In [10], Mr. Kumar has reported the development of feed-forward neural network- (FFN-) based approach for textile defect segmentation. It has been mentioned that several attempts to reduce the computational requirements yielded successful results. It was also reported that the tests conducted on different types of defect and different styles of fabrics showed that FFN-based technique was efficient and robust for a variety of textile defects. But due to the unavailability of reporting of numeric results, closer performance comparison could not have been done.

Kumar, in a comprehensive survey [24] on computer-vision-based fabric defect detection, has found that more than 95% accuracy appears to be industry benchmark. In this survey, it has been reported by Mr. Kumar in reviewing 150 papers that a quantitative comparison between the various defect detection schemes is difficult as the performance of each of these schemes have been assessed/reported on the fabric test images with varying resolution, background texture, and defects.

With respect to such observation, our obtained accuracy of more than 98% appears to be quite good. As we have mentioned before, due to the lack of uniformity in the image data set, performance evaluation, and the nature of intended application, it is not prudent to explicitly compare merits of our approach with other works. Therefore, it may not be unfair to claim that our proposed features have enough distinguishing information to detect and classify textile defects with very encouraging accuracies.
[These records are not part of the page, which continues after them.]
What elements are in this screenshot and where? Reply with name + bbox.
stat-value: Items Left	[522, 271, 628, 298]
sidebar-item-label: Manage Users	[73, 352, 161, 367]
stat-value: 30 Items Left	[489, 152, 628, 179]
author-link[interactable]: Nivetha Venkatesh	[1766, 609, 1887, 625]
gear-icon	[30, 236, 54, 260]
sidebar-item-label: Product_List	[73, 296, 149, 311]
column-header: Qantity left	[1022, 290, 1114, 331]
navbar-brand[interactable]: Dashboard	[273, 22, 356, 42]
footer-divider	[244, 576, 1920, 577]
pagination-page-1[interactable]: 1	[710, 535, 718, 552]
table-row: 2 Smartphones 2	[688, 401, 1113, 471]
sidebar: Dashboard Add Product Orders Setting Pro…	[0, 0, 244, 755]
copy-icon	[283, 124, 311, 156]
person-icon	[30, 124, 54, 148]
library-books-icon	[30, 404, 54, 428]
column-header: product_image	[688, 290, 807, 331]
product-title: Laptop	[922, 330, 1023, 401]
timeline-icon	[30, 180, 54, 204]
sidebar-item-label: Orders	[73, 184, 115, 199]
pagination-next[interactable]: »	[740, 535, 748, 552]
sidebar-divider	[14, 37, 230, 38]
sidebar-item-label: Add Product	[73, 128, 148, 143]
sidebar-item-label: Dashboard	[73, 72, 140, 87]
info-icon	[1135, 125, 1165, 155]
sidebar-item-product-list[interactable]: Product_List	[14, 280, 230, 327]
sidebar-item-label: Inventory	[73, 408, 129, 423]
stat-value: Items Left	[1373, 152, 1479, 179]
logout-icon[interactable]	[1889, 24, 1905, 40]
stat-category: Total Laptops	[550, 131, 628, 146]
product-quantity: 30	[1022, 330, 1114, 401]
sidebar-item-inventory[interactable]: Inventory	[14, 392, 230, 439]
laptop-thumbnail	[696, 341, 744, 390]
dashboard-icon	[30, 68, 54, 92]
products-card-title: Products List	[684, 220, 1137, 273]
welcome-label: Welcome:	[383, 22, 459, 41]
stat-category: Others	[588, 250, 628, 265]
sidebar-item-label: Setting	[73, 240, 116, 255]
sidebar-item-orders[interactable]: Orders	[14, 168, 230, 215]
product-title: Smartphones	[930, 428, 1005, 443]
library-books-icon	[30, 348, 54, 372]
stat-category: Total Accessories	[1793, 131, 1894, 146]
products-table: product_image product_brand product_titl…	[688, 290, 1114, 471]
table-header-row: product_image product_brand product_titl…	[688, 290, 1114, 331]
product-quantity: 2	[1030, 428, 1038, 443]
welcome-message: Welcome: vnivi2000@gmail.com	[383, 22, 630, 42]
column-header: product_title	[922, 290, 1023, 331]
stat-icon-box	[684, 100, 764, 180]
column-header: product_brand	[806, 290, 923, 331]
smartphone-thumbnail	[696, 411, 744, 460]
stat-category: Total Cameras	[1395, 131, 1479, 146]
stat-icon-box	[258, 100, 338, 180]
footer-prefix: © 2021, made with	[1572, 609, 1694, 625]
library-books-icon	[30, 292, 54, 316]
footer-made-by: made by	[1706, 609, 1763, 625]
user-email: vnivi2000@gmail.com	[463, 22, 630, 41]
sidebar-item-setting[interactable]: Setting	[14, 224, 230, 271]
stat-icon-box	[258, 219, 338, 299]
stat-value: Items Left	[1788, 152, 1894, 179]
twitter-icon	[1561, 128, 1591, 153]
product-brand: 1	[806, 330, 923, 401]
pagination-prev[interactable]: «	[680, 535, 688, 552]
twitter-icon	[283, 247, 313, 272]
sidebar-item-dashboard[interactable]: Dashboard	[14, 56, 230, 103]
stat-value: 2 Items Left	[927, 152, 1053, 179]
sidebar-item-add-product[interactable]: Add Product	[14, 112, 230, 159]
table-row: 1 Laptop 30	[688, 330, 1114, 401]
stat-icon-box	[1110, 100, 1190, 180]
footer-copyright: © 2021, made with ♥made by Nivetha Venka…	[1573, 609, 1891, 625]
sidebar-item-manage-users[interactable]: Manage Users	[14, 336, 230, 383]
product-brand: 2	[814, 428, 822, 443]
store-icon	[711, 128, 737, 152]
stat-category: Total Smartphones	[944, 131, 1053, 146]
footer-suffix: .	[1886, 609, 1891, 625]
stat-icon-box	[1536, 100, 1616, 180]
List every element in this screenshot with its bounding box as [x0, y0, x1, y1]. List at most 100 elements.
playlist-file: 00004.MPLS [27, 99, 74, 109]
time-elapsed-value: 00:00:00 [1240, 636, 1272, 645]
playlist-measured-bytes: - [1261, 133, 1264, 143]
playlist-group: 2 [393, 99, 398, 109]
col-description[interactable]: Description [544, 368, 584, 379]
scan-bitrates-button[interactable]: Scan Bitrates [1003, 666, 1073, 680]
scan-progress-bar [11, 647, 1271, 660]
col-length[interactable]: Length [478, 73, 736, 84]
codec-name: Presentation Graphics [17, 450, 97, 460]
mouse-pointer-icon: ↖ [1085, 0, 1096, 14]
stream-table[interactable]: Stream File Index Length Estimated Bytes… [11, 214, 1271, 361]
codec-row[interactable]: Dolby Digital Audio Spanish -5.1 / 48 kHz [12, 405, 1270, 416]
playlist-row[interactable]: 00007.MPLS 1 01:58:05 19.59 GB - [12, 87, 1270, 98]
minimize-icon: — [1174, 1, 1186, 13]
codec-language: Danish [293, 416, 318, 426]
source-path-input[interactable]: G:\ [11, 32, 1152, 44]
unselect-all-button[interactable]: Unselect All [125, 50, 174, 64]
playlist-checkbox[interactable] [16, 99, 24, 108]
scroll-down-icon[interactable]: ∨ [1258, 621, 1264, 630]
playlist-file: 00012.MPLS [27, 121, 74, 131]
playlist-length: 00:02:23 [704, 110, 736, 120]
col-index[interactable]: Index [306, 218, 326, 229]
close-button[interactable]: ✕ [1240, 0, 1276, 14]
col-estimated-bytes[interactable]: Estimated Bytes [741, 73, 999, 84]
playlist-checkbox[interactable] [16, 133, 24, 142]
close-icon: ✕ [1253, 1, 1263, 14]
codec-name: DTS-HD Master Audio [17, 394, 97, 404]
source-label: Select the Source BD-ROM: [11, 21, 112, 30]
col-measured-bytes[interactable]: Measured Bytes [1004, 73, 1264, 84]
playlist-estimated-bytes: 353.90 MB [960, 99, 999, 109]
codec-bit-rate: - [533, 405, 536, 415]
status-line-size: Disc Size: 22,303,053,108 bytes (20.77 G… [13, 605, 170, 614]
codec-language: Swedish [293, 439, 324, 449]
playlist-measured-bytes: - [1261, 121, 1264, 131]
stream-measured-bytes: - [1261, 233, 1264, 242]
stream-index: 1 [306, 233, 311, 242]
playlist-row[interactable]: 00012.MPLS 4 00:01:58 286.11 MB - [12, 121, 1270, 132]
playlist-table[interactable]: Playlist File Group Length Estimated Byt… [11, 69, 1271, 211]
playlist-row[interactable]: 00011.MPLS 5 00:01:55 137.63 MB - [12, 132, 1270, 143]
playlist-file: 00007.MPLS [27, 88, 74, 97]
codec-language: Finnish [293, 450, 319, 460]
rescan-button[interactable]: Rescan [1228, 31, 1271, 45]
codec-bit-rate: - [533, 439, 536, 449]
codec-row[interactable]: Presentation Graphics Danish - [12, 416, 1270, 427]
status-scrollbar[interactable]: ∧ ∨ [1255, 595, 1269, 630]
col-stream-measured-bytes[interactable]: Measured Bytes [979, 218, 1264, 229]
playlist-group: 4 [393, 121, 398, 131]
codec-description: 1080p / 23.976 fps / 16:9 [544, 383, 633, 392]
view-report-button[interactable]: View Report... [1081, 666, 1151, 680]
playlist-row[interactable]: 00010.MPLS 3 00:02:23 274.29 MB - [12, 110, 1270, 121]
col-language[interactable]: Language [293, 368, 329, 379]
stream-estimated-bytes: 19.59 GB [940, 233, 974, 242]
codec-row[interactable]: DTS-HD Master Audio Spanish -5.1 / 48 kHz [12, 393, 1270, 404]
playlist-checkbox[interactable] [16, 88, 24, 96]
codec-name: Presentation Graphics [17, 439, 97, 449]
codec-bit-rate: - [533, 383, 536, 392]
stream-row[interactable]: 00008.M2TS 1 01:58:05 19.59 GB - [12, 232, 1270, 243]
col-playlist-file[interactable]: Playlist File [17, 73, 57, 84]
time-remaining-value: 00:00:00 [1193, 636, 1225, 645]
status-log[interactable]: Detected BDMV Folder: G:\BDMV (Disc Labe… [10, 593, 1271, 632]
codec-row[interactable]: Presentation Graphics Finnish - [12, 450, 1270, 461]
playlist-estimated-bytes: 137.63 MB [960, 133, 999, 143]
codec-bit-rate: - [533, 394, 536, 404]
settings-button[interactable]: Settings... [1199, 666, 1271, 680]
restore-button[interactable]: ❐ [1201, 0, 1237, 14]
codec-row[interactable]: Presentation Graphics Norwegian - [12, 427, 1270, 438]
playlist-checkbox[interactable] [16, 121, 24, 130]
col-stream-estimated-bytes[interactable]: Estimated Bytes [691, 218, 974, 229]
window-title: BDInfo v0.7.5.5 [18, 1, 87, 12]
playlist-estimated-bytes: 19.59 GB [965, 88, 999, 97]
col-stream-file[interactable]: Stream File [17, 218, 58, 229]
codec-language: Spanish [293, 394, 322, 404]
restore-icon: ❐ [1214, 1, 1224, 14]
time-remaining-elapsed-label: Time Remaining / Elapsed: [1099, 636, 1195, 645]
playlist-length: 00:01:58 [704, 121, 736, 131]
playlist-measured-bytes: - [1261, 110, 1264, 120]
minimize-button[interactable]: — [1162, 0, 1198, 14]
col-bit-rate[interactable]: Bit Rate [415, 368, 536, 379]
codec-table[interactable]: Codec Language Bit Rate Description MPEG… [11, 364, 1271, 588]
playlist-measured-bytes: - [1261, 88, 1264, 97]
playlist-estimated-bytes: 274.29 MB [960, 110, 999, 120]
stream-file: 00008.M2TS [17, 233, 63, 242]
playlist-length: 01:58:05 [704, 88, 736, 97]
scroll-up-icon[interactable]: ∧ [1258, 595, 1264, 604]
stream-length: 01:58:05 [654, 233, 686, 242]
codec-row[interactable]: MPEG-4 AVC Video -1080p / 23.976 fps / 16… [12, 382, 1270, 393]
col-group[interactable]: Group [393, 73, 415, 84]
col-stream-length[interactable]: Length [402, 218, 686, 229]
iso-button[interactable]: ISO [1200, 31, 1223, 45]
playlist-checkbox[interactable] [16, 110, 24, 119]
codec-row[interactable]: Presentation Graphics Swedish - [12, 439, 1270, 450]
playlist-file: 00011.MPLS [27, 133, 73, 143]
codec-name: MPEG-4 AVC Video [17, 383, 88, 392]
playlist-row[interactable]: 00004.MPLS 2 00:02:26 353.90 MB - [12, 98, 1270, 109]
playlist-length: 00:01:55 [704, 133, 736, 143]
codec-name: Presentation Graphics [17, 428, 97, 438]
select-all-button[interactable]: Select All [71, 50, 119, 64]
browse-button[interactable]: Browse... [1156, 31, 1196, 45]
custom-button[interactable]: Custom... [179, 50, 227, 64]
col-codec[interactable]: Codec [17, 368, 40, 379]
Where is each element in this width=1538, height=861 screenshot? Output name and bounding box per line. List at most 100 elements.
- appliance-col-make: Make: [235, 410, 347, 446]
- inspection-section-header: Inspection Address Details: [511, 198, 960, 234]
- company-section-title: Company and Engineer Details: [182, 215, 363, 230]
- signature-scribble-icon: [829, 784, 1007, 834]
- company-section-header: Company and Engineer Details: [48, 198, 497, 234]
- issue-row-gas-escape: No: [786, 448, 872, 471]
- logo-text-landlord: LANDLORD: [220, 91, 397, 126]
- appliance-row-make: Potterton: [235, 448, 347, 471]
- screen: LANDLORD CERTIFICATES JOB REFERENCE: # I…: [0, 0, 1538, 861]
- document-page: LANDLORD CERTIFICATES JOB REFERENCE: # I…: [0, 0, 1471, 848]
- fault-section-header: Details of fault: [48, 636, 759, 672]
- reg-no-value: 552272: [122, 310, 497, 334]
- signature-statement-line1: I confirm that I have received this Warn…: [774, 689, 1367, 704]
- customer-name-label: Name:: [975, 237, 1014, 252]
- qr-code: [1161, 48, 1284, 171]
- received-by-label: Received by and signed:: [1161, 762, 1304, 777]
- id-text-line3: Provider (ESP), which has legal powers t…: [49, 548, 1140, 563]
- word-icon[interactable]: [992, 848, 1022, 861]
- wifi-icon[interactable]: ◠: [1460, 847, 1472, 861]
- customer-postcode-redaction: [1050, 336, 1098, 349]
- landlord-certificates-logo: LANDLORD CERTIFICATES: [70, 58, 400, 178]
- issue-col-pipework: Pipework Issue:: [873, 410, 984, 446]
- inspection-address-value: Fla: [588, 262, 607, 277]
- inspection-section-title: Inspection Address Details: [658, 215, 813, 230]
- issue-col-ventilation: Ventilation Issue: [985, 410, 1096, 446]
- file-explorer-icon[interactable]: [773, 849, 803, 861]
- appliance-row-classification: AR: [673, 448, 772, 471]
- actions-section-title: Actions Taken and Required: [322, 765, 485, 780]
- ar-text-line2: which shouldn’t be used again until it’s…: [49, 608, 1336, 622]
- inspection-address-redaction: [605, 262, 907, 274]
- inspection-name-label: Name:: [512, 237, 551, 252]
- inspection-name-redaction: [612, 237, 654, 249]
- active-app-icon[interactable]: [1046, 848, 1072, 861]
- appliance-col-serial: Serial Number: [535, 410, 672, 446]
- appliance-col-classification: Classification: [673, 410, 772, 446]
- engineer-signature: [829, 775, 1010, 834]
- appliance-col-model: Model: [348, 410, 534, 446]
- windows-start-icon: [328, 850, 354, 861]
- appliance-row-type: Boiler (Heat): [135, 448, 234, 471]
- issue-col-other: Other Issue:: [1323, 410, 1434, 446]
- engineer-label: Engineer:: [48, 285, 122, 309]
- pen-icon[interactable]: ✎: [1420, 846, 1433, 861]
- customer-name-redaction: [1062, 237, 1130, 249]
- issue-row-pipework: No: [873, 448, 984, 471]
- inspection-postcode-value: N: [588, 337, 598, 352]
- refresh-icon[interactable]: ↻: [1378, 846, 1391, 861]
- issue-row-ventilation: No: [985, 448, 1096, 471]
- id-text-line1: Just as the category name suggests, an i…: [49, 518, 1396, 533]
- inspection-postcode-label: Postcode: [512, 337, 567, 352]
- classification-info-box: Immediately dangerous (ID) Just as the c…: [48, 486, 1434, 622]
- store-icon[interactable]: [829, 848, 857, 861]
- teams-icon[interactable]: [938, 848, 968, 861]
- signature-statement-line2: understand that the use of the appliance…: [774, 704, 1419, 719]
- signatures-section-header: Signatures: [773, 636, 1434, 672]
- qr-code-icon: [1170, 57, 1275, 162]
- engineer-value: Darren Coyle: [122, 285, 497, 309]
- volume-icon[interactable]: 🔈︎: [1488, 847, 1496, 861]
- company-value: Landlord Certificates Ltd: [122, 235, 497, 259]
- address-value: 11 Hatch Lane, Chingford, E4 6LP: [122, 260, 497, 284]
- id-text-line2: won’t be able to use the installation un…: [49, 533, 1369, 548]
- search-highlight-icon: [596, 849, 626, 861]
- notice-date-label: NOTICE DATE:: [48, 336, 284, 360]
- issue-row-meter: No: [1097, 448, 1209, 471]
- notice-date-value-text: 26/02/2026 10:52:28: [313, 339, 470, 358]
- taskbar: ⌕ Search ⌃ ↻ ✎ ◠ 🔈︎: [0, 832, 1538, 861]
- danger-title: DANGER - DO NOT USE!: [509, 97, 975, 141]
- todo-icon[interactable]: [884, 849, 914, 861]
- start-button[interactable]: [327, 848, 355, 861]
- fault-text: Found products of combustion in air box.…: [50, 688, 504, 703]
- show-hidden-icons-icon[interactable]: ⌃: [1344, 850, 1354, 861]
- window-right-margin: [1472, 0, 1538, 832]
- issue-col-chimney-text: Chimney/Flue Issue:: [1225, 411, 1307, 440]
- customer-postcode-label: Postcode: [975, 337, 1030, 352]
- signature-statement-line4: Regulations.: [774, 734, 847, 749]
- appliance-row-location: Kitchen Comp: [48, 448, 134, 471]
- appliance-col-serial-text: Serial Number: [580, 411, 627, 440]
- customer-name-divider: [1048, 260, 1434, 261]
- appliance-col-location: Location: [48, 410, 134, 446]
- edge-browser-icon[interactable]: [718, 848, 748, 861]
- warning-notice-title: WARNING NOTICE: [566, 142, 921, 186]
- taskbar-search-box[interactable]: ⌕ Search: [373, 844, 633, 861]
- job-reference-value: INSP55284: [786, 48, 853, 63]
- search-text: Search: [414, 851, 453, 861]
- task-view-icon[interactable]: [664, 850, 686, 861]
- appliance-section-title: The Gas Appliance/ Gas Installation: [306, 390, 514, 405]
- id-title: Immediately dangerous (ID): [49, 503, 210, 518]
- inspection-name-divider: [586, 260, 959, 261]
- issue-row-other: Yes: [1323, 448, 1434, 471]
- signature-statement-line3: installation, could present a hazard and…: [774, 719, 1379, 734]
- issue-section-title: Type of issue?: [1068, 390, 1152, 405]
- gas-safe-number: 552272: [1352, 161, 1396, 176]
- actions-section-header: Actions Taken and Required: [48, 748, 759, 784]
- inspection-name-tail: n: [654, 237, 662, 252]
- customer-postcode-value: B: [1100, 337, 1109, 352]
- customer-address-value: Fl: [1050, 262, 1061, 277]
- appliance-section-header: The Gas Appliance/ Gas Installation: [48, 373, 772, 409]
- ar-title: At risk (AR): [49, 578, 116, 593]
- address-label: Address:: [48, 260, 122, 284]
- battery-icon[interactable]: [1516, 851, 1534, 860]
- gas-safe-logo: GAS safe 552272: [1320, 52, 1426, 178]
8. Conclusion and Future Work

In this paper, we have presented a possibly appropriate feature set so as to solve the textile defect classification problem. We have justified the features in terms of distinguishing qualities. We have used a statistical feature extraction technique to extract them. We have obtained their values like we anticipated earlier. The utility of the features has been demonstrated with a CPN model in order to classify defects with almost 99% accuracy, which appears to be far better than reported results to date.

We have found that the first four features are sufficient to successfully classify the defects for this sample size, which is not so large. Moreover, during acquiring images, lighting was not good enough and the captured images’ quality was not high. Work is in progress to use a subset or all of the features presented in order to successfully classify the defects for a sample of a very large number of high-quality images.